Would this be equivalent to the following existing alternative? Is it sufficiently better to justify the syntax?

- for x => try!(x) in stream {
+ for x in stream {
+     let x = try!(x);

One thing I find confusing in x => try!(x) is that the first occurrence of x has two different types – at first it is the element type of the stream, but then it it is the return type of the rhs of =>. The existing way with for and let makes it clear that the same name is rebound to a potentially different type.

3 Likes

Argh, indeed. That’s a fatal flaw that I overlooked.

So in the end the things involved are:

  1. EXPR for the stream
  2. PATTERN to name an element of the stream
  3. EXPR to apply await or ? to the result of 2.
  4. PATTERN to name the result of 3.

At this point we have four elements to cram into the syntax. That’s quite tricky without something being hidden/implicit or some of the elements confusingly merged together :frowning:

  • Without 2: for let item = try!($0) in result_iter (using Swift’s magic arg $0)
  • Without 3: that’s for await? x design space explored so far
  • Without 4: doesn’t work
  • Conflating 2 and 4: for x => try!(x) in result_iter { x }
  • Conflating 2 and 3: for try!(x) in result_iter also evaluated so far
  • Conflating 3 and 4: doesn’t work

So digging deeper, the explicit version would need all 4 elements. It could be something like this:

for let PATTERN = EXPR for PATTERN in EXPR {
}

for let item = try!(res) for res in result_iter {
}

As I try to make every item explicit without any magic/ambiguity, the existing two-line pattern starts to look quite reasonable:

for res in result_iter {
    let item = try!(res);
}
1 Like

I’m not sure how much I like this idea, but, what about allowing for .. in to be stacked, like you can do in Python’s generator expressions?
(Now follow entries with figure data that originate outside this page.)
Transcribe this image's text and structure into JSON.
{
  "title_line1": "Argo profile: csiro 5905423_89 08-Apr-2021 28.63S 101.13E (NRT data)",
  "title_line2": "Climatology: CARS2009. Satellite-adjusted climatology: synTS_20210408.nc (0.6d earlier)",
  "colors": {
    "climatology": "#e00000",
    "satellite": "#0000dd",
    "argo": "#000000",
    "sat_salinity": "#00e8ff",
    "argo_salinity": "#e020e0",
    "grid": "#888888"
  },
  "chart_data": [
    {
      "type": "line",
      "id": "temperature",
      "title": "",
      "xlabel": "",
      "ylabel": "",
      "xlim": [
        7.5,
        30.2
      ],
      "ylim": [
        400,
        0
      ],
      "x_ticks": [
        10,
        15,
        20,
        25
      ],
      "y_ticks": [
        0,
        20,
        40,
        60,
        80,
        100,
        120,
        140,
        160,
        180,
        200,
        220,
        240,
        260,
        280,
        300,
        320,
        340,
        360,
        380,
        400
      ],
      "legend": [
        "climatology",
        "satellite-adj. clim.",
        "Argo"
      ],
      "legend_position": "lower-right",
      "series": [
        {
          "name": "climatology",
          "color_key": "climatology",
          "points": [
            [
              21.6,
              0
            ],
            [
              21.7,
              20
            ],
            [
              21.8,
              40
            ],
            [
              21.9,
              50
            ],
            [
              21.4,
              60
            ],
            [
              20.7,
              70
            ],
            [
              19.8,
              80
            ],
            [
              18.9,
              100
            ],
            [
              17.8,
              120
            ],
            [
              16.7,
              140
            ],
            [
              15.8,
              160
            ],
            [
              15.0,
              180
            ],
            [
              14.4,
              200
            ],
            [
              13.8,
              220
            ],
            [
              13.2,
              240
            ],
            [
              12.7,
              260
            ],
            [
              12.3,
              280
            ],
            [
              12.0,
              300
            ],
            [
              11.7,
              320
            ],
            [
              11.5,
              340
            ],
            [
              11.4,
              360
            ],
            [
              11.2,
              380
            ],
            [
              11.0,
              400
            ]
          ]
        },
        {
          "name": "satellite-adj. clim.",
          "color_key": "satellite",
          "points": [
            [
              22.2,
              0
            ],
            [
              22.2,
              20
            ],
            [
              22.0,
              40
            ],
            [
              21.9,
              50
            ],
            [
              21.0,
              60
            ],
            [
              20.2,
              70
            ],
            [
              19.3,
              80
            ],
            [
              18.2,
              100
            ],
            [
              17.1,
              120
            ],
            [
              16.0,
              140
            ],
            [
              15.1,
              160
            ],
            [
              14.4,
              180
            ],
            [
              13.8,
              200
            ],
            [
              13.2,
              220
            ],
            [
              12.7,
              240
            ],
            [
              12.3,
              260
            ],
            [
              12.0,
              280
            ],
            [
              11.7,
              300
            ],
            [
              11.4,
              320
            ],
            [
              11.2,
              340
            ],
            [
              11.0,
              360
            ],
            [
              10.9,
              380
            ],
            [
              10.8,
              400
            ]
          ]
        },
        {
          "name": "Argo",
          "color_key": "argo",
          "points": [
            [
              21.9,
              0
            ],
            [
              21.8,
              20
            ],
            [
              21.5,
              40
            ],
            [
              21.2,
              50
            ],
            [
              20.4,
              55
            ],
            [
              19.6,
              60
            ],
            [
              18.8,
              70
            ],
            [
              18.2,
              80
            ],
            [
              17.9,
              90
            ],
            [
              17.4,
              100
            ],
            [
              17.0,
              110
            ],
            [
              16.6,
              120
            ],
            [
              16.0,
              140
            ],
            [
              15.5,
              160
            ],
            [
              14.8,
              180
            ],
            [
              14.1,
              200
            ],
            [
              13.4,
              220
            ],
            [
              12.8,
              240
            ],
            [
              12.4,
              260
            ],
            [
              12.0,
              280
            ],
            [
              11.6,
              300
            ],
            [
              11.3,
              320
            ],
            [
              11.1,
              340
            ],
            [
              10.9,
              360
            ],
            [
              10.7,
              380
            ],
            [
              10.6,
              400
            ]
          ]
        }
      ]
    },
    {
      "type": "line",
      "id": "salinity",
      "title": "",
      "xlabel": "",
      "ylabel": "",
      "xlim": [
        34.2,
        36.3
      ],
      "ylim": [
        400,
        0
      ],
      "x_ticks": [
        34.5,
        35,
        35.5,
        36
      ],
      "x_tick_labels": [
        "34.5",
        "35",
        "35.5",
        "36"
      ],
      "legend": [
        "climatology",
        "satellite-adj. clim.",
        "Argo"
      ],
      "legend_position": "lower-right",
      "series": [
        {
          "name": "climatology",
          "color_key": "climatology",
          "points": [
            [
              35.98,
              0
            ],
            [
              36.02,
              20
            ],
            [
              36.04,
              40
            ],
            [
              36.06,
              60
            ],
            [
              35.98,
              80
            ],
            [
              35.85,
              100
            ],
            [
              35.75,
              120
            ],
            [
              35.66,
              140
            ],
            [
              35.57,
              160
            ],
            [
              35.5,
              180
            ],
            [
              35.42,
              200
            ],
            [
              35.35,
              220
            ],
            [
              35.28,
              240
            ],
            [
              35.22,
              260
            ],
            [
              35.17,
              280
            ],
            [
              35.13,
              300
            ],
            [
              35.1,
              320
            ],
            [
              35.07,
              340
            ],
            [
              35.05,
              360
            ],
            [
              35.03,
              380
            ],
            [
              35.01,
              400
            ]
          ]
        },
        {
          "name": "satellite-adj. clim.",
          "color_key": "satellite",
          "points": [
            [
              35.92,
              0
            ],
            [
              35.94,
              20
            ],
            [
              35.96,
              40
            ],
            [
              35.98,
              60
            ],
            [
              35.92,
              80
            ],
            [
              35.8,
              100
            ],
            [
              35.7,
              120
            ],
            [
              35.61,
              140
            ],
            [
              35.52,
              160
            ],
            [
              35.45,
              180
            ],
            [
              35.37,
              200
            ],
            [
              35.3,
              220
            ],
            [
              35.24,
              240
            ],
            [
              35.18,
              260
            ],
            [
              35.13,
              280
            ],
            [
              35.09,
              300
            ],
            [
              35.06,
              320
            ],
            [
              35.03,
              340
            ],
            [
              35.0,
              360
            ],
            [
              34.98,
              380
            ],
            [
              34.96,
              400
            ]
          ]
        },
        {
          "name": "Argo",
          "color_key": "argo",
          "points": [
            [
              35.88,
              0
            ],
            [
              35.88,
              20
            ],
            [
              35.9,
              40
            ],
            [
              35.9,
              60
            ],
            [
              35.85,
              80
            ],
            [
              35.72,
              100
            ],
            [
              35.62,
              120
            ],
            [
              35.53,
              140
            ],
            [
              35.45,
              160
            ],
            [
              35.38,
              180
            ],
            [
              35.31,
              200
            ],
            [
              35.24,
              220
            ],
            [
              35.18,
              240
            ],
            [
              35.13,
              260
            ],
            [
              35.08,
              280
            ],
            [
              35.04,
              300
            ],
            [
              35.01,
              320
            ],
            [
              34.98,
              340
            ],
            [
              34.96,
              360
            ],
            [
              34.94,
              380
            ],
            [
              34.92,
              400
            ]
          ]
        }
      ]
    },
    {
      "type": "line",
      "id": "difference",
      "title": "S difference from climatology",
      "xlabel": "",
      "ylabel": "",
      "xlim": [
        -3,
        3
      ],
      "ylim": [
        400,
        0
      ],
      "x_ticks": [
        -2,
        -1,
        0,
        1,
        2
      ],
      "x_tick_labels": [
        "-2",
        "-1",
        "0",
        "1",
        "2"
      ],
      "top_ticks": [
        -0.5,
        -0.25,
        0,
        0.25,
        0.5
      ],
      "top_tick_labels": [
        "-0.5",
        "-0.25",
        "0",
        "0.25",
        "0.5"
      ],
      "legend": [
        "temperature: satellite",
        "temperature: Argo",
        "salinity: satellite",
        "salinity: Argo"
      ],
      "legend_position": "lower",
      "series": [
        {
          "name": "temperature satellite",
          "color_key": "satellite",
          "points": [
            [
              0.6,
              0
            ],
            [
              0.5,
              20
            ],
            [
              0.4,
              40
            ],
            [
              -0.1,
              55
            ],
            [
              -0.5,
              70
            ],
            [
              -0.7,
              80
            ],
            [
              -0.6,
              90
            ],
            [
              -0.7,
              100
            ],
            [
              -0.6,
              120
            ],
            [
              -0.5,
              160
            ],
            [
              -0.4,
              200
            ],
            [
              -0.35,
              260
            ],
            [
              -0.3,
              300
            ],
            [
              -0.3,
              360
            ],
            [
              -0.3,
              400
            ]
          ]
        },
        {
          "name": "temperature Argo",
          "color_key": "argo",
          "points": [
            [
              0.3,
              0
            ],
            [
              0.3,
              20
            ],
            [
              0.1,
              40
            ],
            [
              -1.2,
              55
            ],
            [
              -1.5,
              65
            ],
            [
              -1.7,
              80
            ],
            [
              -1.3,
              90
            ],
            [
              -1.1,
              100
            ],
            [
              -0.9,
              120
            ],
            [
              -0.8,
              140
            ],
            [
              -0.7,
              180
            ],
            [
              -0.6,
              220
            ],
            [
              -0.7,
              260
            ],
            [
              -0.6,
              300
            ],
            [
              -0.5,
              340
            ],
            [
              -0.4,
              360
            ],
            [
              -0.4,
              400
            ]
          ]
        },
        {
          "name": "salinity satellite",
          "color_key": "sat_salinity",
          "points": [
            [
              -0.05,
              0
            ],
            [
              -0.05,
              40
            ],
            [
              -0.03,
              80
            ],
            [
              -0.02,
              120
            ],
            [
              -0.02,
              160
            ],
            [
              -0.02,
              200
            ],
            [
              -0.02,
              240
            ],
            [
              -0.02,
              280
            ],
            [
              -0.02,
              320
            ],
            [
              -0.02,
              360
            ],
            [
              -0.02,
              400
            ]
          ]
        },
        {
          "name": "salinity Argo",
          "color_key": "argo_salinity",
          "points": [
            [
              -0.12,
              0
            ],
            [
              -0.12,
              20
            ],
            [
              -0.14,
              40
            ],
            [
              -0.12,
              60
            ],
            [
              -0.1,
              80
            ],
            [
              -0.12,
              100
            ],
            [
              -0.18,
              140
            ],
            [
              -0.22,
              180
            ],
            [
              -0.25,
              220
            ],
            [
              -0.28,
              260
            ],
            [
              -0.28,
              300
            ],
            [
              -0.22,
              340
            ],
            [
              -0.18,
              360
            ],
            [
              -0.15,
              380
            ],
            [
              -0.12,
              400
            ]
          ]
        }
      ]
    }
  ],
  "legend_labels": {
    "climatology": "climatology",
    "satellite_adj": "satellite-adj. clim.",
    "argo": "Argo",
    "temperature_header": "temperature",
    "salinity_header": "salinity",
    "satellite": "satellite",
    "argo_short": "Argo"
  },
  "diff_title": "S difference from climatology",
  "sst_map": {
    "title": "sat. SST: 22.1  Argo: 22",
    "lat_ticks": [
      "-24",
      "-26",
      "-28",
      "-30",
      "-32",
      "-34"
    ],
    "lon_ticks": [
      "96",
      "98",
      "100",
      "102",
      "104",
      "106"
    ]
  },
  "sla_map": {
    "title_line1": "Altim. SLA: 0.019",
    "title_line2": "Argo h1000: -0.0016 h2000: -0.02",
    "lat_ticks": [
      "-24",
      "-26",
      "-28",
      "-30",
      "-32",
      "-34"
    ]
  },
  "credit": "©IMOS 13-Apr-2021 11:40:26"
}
    for value in result? for result in list_of_results {
        ...
    }

but also

    for cell in row for row in matrix {
        ...
    }

and similar.

To make this work as smoothly as possible, we would probably want any not-otherwise-iterable T to be coercible to an iterator over an imaginary list of one T, which sounds like it could have surprising consequences, but I dunno, maybe it wouldn’t be too bad?

I'd prefer nested iteration in for loops with a syntax like this:

for row in matrix
for cell in row?
{
    ...
}

This way it's easier to follow nested iteration, and it translates much more easily to nested for loops if you need them.

This:

for row in matrix
for cell in row?
{
    ...
}

Can be translated to this:

for row in matrix{
    for cell in row?{
        ...
    }
}
1 Like

This would allow error handling without explicit nested loops:

for cell in row? for row in matrix {
    ...
}

or with anything: for cell in row.reversed() for row in matrix.inverse()? {...}

@asa-z

I think nesting is necessary here:

for row in matrix
for cell in row?
{
    ...
}

This is more straightforward to read,and has a trivial translation to the old style.

I don’t see adding single-line for in for in as being a good idea,it encourages difficult to read code.

When I read your first post, I thought you wrote that adding the try operator to row required moving to explicitly nested loops. Looking back I see I misread.

I just want to note that this doesn't work for the titular case of driving a stream. A stream isn't an Iterator of Futures, which is why it needs special syntax such that the process of getting each element is the await-like loop-and-poll dance.

So I'd argue that

isn't the wrong position. (This only then becomes problematic if for loops return a value in the future (generators integrated with for loops), when the operation could potentially apply to that value.)